Contact Palumbo: (928) 782-3836 or jpalumbo@ag.arizona.edu.

 

Melon powdery mildew

By Mike Matheron, UA Extension Plant Pathologist

Melon growers need to keep in mind that powdery mildew can occur on fall melons in the desert.

If you have dealt with powdery mildew on spring melons, you will recall that powdery mildew starts off as very small colonies that may be few in number. However, they will continue to grow and produce ever larger quantities of spores, which in turn initiate more infections to bring about a rapid increase in disease symptoms.

In recent fungicide evaluation trials, several fungicides provided excellent control of powdery mildew including Microthiol Disperss (wettable sulfur) Quintec (quinoxyfen), Procure (triflumizole), Rally (myclobutanil), and Endura (boscalid). Thoroughly read the label for each product before use for critical information concerning the chemistry.

Effectively managing powdery mildew with fungicides is best achieved by initial application ideally before the first visible presence of the disease. Subsequent applications of fungicides throughout the life of the crop may be necessary.

The fungus responsible for powdery mildew on melons has developed resistance to some fungicides in the past. Maintaining long-term effectiveness of fungicides currently available requires resistance management strategies. One effective approach is to alternate among products with different modes of action.

The risk of powdery mildew on a particular melon planting is affected by the genetic susceptibility of the melon cultivar to the disease plus air temperatures during the growing season.

Contact Matheron: (928) 726-6856 or matheron@ag.arizona.edu.

Postemergence grass herbicides

By Barry Tickes, UA Area Agriculture Agent

Postemergence grass herbicides have been available for the last 20 to 25 years. These products include fluazifop (Fusilade-1985), sethoxydim (Poast-1986, Segment, Vantage, and others), and clethodim (Select-1991, Select Max, Arrow, Envoy, Volunteer, and others).

These only control grasses and are registered on numerous broadleaf vegetable and field crops plus trees and vines. The herbicides are classified as lipid biosynthesis inhibitors.

The products work by inhibiting the production of an enzyme (ACCase) used to produce fatty acids required for the formation of cell walls and other plant membranes. The herbicides are slow acting and have no soil activity.

Some herbicides use this same mode of action but are used safely on wheat and barley including Discover (clodinafop), Puma (fenoxaprop), and Achieve (tralkoxydim) commonly used to control Canarygrass, wild oat, and other grasses. These herbicides are fairly broad spectrum and control most grasses although there are differences between the products on some weed species.

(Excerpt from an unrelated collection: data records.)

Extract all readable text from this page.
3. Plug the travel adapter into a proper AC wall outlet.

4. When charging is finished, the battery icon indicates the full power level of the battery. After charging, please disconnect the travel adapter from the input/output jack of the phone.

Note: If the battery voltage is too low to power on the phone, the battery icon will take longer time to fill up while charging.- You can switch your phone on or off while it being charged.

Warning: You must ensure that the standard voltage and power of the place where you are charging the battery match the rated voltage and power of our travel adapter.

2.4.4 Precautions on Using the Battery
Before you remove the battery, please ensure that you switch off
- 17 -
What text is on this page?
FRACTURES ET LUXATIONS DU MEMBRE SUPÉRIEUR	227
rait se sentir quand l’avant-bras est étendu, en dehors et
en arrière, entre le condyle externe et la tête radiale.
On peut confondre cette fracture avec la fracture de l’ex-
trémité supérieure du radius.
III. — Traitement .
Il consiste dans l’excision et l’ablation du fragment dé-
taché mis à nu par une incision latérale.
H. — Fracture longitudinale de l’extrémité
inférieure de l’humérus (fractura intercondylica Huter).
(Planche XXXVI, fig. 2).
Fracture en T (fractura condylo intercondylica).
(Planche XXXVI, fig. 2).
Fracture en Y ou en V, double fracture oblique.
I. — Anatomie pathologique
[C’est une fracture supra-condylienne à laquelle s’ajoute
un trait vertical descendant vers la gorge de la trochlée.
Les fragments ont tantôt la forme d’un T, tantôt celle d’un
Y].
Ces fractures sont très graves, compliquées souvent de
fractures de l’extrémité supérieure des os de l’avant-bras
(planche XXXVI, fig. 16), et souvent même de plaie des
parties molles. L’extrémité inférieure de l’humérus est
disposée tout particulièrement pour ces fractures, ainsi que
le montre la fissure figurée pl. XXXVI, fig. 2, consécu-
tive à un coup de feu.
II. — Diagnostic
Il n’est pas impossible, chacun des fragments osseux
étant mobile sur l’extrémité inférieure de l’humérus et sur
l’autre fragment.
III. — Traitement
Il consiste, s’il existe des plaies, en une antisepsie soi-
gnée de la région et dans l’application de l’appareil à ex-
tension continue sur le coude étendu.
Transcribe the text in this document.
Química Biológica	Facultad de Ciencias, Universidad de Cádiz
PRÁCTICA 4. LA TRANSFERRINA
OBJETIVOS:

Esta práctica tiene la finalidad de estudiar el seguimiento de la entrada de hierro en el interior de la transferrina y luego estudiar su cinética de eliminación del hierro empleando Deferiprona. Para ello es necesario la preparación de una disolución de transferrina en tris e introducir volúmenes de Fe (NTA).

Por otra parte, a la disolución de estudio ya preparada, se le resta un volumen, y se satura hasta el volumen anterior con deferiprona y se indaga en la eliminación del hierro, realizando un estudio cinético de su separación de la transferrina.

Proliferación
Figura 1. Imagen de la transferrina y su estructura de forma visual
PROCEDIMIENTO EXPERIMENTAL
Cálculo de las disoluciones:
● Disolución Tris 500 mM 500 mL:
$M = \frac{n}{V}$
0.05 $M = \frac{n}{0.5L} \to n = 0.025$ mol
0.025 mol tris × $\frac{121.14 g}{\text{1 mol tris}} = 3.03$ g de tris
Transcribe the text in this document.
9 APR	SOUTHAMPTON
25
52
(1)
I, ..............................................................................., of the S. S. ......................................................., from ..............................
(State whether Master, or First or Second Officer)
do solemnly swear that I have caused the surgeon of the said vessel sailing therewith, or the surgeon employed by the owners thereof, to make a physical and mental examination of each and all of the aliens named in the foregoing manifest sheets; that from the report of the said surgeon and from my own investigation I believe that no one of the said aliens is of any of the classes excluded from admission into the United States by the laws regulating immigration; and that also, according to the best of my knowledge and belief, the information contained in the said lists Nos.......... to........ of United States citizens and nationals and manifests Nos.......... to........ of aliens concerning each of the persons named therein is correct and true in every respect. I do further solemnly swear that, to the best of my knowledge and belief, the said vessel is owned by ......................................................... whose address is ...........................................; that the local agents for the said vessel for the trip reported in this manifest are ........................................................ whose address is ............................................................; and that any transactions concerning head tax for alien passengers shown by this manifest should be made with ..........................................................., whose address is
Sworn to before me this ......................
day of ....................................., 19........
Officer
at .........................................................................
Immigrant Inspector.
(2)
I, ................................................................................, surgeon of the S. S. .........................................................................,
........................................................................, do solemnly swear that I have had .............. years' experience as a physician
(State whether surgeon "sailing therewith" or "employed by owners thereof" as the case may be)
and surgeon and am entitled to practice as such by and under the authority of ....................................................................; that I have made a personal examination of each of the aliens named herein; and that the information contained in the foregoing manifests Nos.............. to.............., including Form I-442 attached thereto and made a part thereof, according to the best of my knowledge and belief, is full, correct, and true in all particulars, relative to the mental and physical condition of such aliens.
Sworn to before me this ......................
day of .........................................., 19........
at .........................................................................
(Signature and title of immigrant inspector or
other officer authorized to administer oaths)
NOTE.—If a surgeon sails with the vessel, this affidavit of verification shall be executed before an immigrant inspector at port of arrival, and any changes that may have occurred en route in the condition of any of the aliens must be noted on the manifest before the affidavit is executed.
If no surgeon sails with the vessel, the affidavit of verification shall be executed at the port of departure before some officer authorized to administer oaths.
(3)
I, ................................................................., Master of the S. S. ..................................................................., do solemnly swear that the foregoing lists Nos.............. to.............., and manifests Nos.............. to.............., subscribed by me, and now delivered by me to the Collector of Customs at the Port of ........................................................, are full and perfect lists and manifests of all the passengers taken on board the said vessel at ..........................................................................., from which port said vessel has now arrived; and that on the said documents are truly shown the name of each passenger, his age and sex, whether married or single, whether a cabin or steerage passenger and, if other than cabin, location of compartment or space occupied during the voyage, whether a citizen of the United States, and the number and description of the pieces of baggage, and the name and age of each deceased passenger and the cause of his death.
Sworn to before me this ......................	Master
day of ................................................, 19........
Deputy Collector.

Clethodim  controls sprangletop while sethoxydim and fluazifop do not. The same is true for annual bluegrass which is controlled only by clethodim when small in size. These are weak on sandbur. These herbicides have no soil activity and typically should be applied two to three times to achieve season long weed control.

These herbicides require the use of a crop oil concentrate to help penetrate the leaf surface except for Select Max which requires a non-ionic surfactant or crop oil. These herbicides are normally very safe to the crops for which they are registered.

There have been only a few instances over the past 25 years where crop injury has occurred. One was to melons where above labeled rates of Select Max was applied in overlaps or at the ends of fields. This was only from Select Max.

Another instance was several years ago on onions where liquid fertilizer (AN20) was previously sprayed over the onions for weed control. The third instance was to some leafy vegetables, especially arugula, where the crop oil concentrate caused leaf burn.

Although these herbicides once seemed fool proof, each year more failures are reported. Last year, Poast and Select did not control Rabbitfootgrass in a couple fields and Canarygrass was missed by Poast in others.

The only documented case of herbicide resistance in this region has been the resistance of Canarygrass to sethoxydim, fluazifop, and clethodim in the Imperial Valley.

There are several potential causes for herbicide failures. Resistance is only one and is rare in this region.

Let me know of any failures so we can help determine the cause.